Foi assim que eu compareci ao jantar que se sucediu um dia depois da minha última surra, na casa do meu tio.

— você está linda, Eva — meu tio me saldou. E enquanto eu o olhava com um sorriso minimalista, que me custou dor, eu me perguntava o porque dele ter vinte e nove anos e meu pai quarenta e cinco. O porque dele ser o meu tio e não pai, eu queria tanto que meu tio fosse meu pai,  queria com todas as minhas forças aquilo. — você quer ir para a biblioteca lá encima?

Mas nunca falaria, mesmo que isso estivesse óbvio em algumas situações.

— obrigada, tio — minha voz saiu em um susurro, devido as poucas falas que eu disse nessas pouco mais de quarenta e seis horas que se seguiram. — obrigada...

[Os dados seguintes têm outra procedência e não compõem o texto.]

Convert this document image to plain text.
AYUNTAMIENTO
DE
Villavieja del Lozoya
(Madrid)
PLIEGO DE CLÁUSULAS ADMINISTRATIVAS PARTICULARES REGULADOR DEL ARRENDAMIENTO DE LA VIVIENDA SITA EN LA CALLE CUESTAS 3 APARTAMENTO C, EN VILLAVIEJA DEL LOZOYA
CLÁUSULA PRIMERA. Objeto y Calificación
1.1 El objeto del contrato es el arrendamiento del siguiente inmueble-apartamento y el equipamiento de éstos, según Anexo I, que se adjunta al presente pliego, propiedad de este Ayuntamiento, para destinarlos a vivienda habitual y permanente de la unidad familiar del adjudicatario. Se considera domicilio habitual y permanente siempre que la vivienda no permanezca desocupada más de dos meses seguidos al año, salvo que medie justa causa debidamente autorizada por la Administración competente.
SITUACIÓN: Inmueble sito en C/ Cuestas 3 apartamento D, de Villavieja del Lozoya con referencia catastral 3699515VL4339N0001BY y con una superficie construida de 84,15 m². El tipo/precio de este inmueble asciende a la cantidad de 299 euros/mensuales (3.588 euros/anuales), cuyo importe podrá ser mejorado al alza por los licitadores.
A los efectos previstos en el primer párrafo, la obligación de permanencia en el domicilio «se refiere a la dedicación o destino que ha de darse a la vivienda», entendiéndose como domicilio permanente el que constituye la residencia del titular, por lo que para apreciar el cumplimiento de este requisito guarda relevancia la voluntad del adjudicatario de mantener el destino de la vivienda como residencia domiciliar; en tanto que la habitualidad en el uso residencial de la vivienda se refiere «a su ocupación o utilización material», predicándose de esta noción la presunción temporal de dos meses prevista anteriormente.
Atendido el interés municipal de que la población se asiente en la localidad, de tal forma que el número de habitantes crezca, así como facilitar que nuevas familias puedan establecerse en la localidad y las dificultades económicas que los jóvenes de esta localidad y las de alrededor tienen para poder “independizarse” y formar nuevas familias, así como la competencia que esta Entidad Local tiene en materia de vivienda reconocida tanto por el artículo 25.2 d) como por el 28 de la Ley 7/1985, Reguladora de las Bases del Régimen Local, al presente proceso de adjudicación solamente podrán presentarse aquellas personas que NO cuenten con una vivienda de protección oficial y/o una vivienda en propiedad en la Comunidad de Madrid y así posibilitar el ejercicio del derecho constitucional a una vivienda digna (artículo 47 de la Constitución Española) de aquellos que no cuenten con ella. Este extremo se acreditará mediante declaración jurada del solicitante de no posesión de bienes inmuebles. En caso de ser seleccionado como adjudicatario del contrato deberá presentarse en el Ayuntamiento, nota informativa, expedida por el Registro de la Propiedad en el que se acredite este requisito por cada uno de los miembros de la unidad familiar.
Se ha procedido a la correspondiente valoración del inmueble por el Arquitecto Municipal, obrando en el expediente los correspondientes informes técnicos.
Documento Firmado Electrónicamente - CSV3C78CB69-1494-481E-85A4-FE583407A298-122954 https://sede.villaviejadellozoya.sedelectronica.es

Quando eu estava prestes a virar meus calcanhares para subir as escadas marrons brilhantes, meu pai e mãe apareceram em meu campo de visão, fazendo com que eu estremecesse  imediatamente.

— para onde vai, Eva querida? — minha mãe perguntou, com um sorriso doce nos lábios. A encarei tentando suprimir a minha dor.

— eu estava indo ao tolete, mamãe — falei, olhando para baixo. Desejando mais que tudo que eles me deixassem sair dali, para que eu pudesse desabar e voltar para o meu posto novamente.

Eu era boa nisso.

Sempre fui.

— é claro que sim, querida — meu pai falou, recebendo um aceno de cabeça da minha mãe, também em concordância. Meu tio encarava tudo boqueaberto e eu fiquei feliz por ele não ter falado nada.

— fique o tempo que precisar — disse, dois minutos depois que eu entrei no banheiro, soluçando alto no segundo andar — eu resolvo o resto.

Eu sabia que, por mais que tentasse, meu tio não iria conseguir resolver o que quer que estivesse acontecendo.

E ele também sabia.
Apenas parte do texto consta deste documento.